Sherrod Blakely, NABJ Sports Task Force chairman, believes Wilson can make a difference.

“When you look at APSE, there has been a clear and undeniable void at the top of their respective food chain in terms of actual diversity,” said Blakely, a digital media reporter for NBC Sports Boston. “I think Lisa is going to do a great job, helping address that lack of diversity within the organization.”

Blakely said he also hopes to see the additional collaboration between NABJ and APSE with Wilson in leadership. He believes Wilson will become an advocate for better relationships among newspapers striving to be more diverse.

Garry D. Howard, the first African American to serve as APSE president, said he is elated to see Wilson ascend to the top of the organization.

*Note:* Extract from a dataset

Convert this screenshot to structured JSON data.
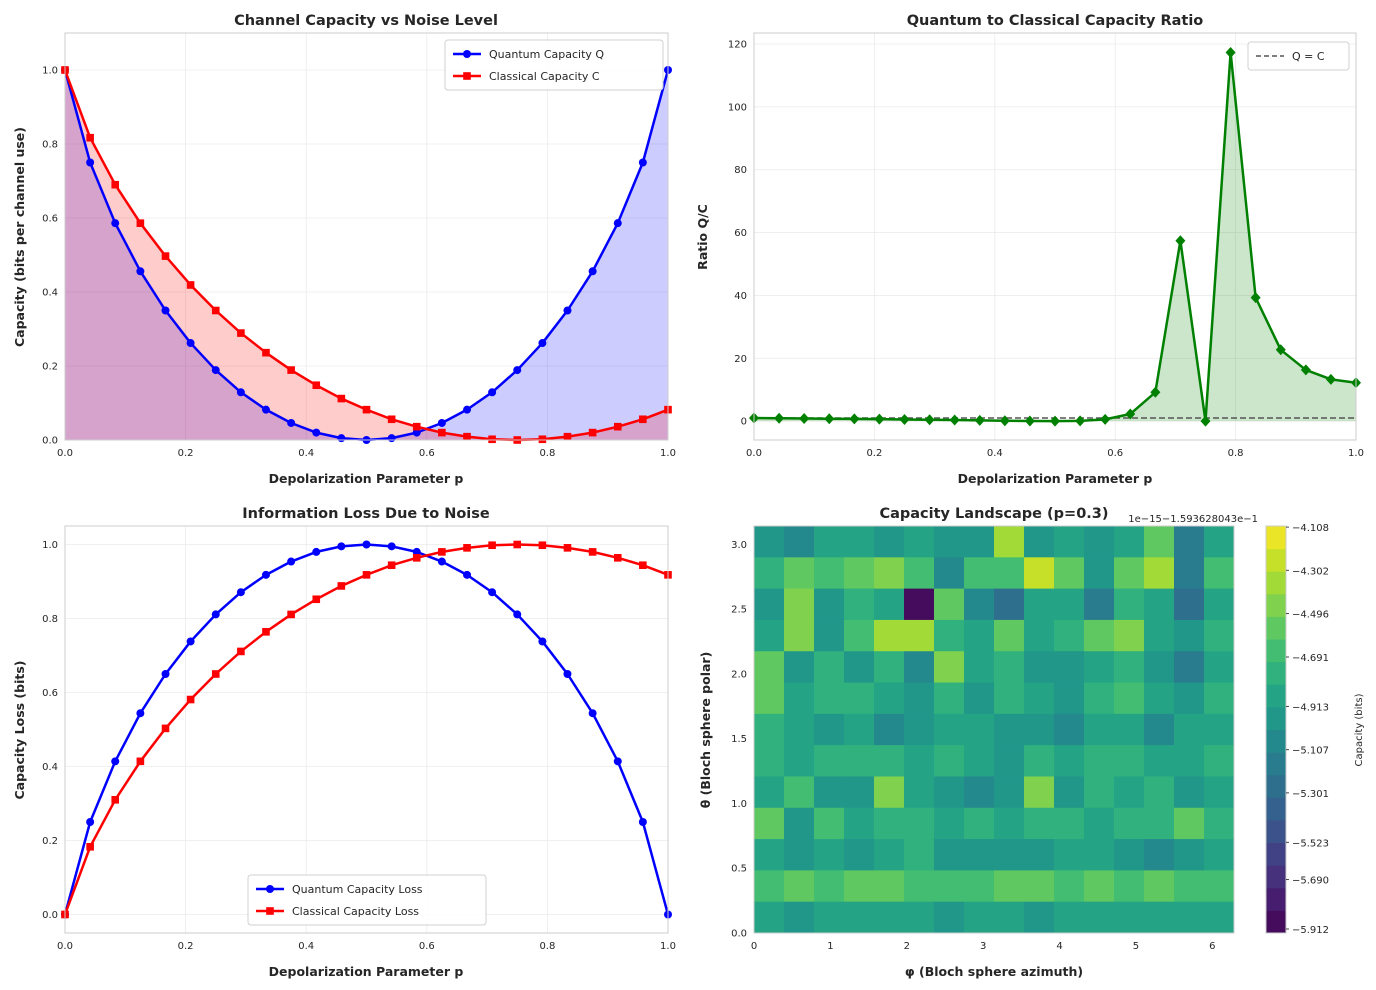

“Lisa will have the chance to make a permanent mark on the organization while simultaneously proving that she has the talent, skills and leadership to be one of the best individual sports editors in the country,” said Howard, director of corporate initiatives for American City Business Journals.

“I feel like I was accepted as the leader of the organization when I was elected President, regardless of the lack of minorities in the group,” Howard added. “APSE is progressive in thought, but it takes a strong person to right wrongs, and Lisa has all the goods to continue to change the narrative.

“I have no doubt she will be absolutely fantastic in this leadership position.”

Wilson will remain in her position at The Undefeated — which currently has projects planned to look back at the 1968 Olympics and what she calls the black assistant coach pipeline in the NFL, assessing the number of black offensive assistants and coordinators — but is excited to start her new role.

Wilson’s term will begin at the end of the APSE summer conference in June.

“I embrace this opportunity, and APSE has been wonderful to me, welcoming to me from the beginning,” she said. “Now it’s time for me to give back to this group, and I can’t wait to get started. I’m really looking forward to it.”